Reports are arriving of numerous fish kills along the coast, Jamey Emmert, Division of Wildlife spokeswoman, said Friday. In each case the fish is gizzard shad, a so-called bait fish that is dying in “very, very large numbers,” she said. Such kills among the species aren’t uncommon, Emmert said.
The most recent local fish kill report came Friday morning in Saybrook Township in the area of the Redbrook Yacht Club.
Gizzard shad are susceptible to the rise-and-fall in air and water temperature, Emmert said.
“They can’t handle the stress,” she said. “It throws off their biology.”
Unlike other fish that live in deeper water, gizzard shad prefer to stay closer to the surface, which makes them more vulnerable to the climate, Emmert said. “It all depends on the weather,” she said.
Gizzard shad have no real value to sportsmen, Emmert said.

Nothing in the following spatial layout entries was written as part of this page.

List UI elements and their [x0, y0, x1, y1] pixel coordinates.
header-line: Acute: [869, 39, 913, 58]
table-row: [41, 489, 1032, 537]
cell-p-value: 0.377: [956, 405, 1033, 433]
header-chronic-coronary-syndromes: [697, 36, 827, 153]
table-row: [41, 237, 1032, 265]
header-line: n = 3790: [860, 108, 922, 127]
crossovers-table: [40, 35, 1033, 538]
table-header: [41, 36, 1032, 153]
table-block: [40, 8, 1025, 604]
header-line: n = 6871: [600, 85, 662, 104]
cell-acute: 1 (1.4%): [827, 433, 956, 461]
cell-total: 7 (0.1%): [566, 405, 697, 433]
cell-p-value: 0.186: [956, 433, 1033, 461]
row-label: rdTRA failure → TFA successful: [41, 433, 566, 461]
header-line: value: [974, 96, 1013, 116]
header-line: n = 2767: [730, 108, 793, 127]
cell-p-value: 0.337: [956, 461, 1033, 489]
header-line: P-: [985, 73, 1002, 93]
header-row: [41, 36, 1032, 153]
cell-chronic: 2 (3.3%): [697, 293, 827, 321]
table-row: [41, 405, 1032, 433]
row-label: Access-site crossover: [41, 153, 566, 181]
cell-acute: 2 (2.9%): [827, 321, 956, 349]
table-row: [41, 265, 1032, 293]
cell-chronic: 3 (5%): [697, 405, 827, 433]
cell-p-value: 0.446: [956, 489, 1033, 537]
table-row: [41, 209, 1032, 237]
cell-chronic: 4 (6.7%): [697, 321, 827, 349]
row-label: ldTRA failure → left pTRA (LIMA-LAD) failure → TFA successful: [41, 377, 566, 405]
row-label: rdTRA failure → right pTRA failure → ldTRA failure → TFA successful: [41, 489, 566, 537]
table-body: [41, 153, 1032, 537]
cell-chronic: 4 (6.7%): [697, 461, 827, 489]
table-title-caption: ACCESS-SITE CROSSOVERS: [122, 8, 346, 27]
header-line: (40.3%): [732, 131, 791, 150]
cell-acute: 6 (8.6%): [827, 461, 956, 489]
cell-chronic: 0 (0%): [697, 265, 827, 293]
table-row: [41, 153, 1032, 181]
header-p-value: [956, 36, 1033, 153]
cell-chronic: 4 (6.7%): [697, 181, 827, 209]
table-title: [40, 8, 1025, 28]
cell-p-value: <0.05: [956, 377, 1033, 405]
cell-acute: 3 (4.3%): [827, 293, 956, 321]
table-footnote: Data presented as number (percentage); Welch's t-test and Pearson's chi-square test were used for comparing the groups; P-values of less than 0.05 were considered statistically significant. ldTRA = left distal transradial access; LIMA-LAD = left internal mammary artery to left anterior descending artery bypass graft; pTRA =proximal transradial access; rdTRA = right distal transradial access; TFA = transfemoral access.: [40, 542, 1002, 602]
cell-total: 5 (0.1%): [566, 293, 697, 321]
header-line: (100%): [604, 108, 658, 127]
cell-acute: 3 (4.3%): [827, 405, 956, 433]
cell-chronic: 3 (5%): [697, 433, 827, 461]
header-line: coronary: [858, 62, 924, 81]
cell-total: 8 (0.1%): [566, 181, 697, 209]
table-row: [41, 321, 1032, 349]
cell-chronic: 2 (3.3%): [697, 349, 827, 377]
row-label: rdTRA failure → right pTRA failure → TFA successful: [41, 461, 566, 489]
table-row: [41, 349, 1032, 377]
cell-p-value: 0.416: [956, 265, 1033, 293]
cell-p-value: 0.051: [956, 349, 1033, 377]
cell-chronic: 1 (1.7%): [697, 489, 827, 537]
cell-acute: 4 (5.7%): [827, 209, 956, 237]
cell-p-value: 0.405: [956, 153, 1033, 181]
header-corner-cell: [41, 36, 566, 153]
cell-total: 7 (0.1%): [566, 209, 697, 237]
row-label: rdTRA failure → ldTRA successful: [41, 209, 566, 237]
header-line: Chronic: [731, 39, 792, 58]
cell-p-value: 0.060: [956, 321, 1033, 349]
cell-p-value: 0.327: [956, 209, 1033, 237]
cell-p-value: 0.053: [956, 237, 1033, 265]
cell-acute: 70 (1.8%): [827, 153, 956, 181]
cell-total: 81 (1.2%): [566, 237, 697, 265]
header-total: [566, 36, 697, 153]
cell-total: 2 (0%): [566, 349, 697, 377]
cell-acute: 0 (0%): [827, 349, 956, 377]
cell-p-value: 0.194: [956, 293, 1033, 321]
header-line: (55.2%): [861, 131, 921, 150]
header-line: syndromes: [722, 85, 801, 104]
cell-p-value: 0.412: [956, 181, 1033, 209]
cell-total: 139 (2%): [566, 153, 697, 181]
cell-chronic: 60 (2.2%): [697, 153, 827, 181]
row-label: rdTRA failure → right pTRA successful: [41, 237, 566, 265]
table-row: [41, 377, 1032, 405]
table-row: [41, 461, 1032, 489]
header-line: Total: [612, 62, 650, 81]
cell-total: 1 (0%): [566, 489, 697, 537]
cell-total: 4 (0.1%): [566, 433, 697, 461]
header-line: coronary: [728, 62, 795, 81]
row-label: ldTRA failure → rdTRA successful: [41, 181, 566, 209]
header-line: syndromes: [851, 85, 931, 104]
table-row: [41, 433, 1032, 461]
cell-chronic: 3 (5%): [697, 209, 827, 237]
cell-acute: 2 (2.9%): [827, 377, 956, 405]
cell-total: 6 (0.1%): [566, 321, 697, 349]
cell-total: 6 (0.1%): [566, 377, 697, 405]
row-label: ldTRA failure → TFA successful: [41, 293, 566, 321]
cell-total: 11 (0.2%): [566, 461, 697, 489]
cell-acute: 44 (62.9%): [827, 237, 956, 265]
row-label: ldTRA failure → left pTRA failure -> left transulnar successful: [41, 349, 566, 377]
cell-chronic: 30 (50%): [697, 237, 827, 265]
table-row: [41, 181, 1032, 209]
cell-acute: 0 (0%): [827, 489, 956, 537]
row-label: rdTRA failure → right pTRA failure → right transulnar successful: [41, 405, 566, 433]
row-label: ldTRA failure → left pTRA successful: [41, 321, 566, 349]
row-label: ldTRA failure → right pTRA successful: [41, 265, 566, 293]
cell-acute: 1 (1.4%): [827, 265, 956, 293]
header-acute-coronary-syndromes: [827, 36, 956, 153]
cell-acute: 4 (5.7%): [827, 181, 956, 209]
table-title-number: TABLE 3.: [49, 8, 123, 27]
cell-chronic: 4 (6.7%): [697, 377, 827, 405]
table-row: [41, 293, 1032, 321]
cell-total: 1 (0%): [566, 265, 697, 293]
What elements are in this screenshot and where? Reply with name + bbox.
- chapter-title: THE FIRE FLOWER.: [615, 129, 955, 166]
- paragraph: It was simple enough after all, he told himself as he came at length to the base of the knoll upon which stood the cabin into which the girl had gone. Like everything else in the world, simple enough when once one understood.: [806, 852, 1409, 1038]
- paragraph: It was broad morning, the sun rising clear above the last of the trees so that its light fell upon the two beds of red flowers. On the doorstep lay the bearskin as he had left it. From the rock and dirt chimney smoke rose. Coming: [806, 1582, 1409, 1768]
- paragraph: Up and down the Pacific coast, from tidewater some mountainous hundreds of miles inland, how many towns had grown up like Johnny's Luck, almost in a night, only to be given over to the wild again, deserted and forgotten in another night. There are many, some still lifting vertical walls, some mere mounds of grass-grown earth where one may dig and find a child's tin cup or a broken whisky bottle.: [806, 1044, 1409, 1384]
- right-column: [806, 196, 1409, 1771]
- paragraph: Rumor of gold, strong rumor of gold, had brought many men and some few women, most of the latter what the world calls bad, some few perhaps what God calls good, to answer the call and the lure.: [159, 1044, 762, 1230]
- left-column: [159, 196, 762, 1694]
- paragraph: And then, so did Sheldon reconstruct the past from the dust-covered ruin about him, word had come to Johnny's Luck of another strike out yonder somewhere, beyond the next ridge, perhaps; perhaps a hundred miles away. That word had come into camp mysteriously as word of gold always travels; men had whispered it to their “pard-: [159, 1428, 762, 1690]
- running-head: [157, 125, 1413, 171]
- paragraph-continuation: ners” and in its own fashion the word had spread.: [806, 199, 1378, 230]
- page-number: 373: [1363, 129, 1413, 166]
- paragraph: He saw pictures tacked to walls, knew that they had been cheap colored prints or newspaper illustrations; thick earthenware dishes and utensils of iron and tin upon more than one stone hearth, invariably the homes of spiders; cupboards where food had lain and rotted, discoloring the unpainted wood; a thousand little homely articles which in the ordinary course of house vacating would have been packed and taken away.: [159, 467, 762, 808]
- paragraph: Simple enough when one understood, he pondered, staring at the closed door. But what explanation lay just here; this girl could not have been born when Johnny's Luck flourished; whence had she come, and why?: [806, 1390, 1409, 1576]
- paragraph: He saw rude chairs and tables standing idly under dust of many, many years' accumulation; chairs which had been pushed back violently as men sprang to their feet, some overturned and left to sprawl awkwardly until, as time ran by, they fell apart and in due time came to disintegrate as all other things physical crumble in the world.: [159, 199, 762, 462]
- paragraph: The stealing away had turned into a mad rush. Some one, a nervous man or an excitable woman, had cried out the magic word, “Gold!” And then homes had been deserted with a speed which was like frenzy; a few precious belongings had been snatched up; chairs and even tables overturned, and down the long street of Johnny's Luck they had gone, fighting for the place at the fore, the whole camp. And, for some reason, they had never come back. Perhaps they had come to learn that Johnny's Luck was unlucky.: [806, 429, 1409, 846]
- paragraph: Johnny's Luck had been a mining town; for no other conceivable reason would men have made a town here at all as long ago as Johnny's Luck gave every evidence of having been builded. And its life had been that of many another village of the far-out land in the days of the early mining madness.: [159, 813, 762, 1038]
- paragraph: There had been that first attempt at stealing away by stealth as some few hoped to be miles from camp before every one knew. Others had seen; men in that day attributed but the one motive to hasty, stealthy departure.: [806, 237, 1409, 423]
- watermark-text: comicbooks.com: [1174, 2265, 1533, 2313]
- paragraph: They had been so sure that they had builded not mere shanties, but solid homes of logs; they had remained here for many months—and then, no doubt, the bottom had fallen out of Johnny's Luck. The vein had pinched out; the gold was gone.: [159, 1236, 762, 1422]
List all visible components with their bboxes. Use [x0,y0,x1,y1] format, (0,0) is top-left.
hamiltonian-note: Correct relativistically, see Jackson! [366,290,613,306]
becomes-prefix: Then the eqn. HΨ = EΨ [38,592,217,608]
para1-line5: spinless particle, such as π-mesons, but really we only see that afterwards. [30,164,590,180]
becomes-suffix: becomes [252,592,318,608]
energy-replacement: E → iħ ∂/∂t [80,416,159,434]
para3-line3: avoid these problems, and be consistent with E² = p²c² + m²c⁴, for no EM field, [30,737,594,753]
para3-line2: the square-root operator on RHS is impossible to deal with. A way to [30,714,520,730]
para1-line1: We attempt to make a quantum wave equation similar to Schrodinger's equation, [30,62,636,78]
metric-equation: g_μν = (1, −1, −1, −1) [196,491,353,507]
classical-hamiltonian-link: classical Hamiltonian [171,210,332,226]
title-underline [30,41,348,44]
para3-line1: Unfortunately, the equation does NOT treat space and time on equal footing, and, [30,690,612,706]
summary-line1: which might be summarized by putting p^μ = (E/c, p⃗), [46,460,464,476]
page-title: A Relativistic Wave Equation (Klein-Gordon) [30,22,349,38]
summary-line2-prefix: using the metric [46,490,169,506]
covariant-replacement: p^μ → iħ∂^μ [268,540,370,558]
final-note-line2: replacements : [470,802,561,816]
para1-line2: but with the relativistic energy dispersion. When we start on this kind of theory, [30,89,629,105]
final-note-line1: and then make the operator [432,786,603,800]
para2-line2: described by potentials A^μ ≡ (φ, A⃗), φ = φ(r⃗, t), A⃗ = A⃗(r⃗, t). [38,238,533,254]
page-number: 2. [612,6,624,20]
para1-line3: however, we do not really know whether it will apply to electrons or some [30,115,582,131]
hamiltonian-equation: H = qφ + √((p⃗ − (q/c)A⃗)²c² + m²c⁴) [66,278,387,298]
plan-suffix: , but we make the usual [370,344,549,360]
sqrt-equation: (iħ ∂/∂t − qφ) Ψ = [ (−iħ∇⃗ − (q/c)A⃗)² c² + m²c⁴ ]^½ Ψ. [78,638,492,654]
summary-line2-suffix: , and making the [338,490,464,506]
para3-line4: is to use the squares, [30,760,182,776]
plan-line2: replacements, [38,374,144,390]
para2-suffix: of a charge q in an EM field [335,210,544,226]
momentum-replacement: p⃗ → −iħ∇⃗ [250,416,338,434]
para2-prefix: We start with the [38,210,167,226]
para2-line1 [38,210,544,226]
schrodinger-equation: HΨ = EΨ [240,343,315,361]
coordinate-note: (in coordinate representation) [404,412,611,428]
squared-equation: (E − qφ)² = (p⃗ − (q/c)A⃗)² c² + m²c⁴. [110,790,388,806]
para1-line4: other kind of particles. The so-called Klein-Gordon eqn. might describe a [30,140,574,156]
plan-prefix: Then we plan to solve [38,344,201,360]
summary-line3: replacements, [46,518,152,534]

Human don’t generally eat them and they aren’t sought for trophies, she said.
“It’s a bait fish, not a sport fish,” Emmert said.
Gizzard shad, however, is prized by its fellow fish, which apparently favor them for food. According to the Division of Wildlife website, the shad is “often the most abundant food source for many sport fish in Ohio.” As a result, gizzard shad make excellent bait, according to the website. Typically, the fish weighs one pound or less and stretches 10 to 15 inches in length.
Despite their delicate nature, periodic kills don’t put a dent in the lake’s supply of gizzard shad, Emmert said. “(The fish) is very plentiful,” she said.
Gulls will enjoy feasting on the victims that wash ashore, Emmert said.